Underwater connections

 

This is a book review of  "Underwater Wild" by Craig Foster and Ross Frylinck. 

  

This artwork will function as a decoration on your coffee table.  The photographs are colorful.  The patterns and designs are mesmerizing. 


What’s different is the voice of the author.  The photo captions tell the facts about nature in the sea, and also share the photo creator’s journey to get the image.  The photographers invested years of time and risked their safety to bring back reports of life under the surface. 


The artists of this picture/word book spent the time to make relationships of understanding with the creatures of the sea.  The artists made connections and invite us to join in. 


Along with the current photographs of sea life, they show ancient human rock paintings.  Our pre-historic family members made pictures of their relationships with creatures around them.  Their pictures are a connection from us to them over centuries and millennia.  I’m eyeing those images, and they eyed the images. Thank you for sharing your pictures with me. 

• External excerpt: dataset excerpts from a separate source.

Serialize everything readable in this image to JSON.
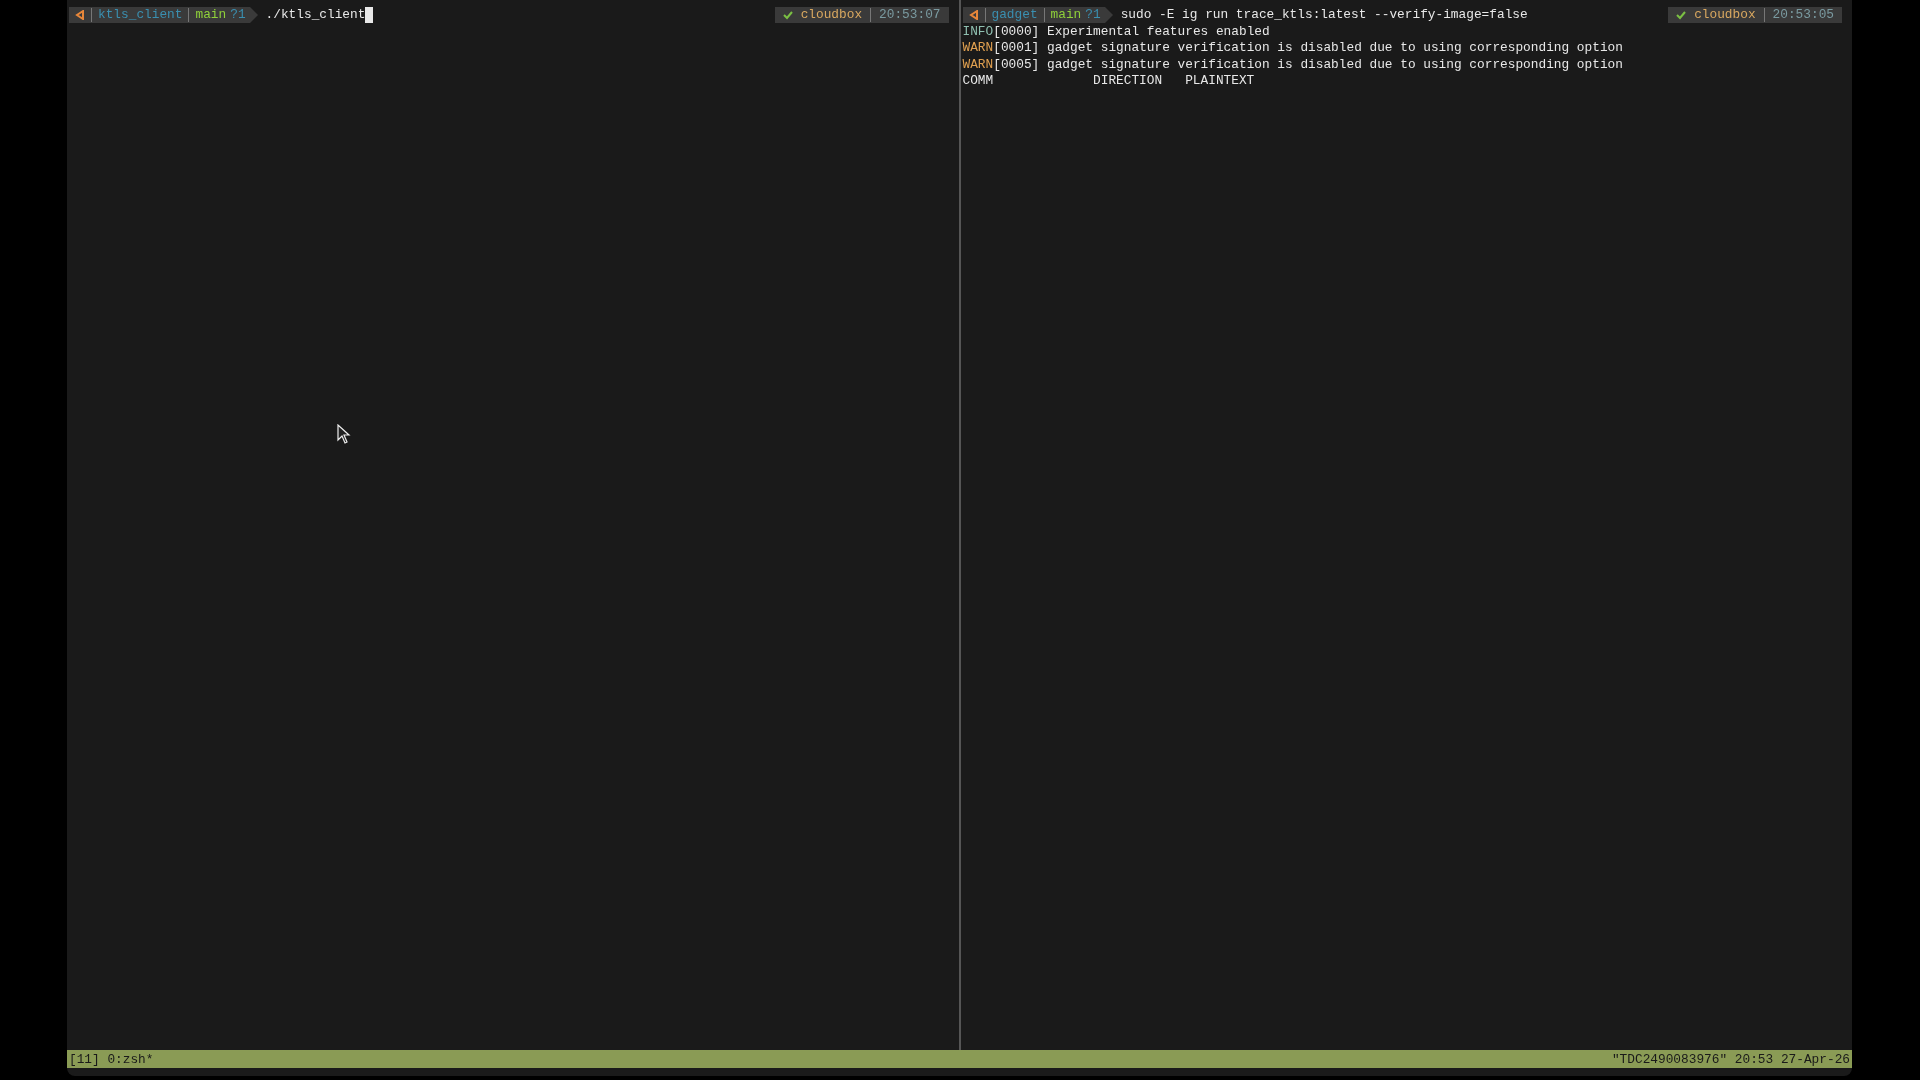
{
  "panes": [
    {
      "prompt": {
        "directory": "ktls_client",
        "branch": "main",
        "git_status": "?1",
        "command": "./ktls_client"
      },
      "cursor": true,
      "right_prompt": {
        "host": "cloudbox",
        "time": "20:53:07"
      }
    },
    {
      "prompt": {
        "directory": "gadget",
        "branch": "main",
        "git_status": "?1",
        "command": "sudo -E ig run trace_ktls:latest --verify-image=false"
      },
      "right_prompt": {
        "host": "cloudbox",
        "time": "20:53:05"
      },
      "output": [
        {
          "kind": "info",
          "level_tag": "INFO",
          "text": "[0000] Experimental features enabled"
        },
        {
          "kind": "warn",
          "level_tag": "WARN",
          "text": "[0001] gadget signature verification is disabled due to using corresponding option"
        },
        {
          "kind": "warn",
          "level_tag": "WARN",
          "text": "[0005] gadget signature verification is disabled due to using corresponding option"
        },
        {
          "kind": "header",
          "columns": [
            "COMM",
            "DIRECTION",
            "PLAINTEXT"
          ]
        }
      ]
    }
  ],
  "status_bar": {
    "left": "[11] 0:zsh*",
    "right": "\"TDC2490083976\" 20:53 27-Apr-26"
  }
}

The book authors visited a museum in South Africa and describe what they saw.  The Linton panel of rock art showed a mirror image of a man of the San people.  The image has been reproduced as part of the national coat of arms. 


“I would later find out that this mirrored figure did not appear in the original art work.  In a misguided attempt to acknowledge and include indigenous people, the government of South Africa had created its own interpretation of the image, and by removing the figure’s erect [word for member*], it had unknowingly erased the San symbol of potent life force and connection to source.


“I was soon distracted by the rest of the panel, which was far more fascinating.  An artist or artists had painted a wonderfully rich and strange collage of human, animal, and mythological forms that seemed to float on the rock in various postures.  Passing through many of these figures were thin red lines with white dots running along them….


“The lines in the panel reminded Craig of a story he had heard from…his !Xo guides.  They had spoken of ‘ropes of God’ and explained that some of their shamans could see these lines of light weaving through the landscape during high-level tracking. The San believed that if a connection was made with an animal, a thread of love was formed between the human and the animal, even during a hunt.  If the connection were deepened, the threads would in time be woven into ropes, which connected them to “God.”  Perhaps this is what the painted lines represented?


“I immediately understood what Craig was getting at, thanks to my moments with the super klipvis and the sea bream.  I had felt that love and expansion, which was almost impossible to express in words.  I knew then that, just for a moment, I had touched on an ancient human condition that was still latent in me.”   [p. 168-169.]

 

Reading this book, I feel a connection with the author connecting with sea life.  It’s not a line I could draw.  It’s a connection faintly resembling what he experienced, but can it be the beginning of a woven rope?

                       

 

*OK, I realized I am doing the same thing by erasing the word from my blog.  Forgive me but it’s not what I want the search engines to bring.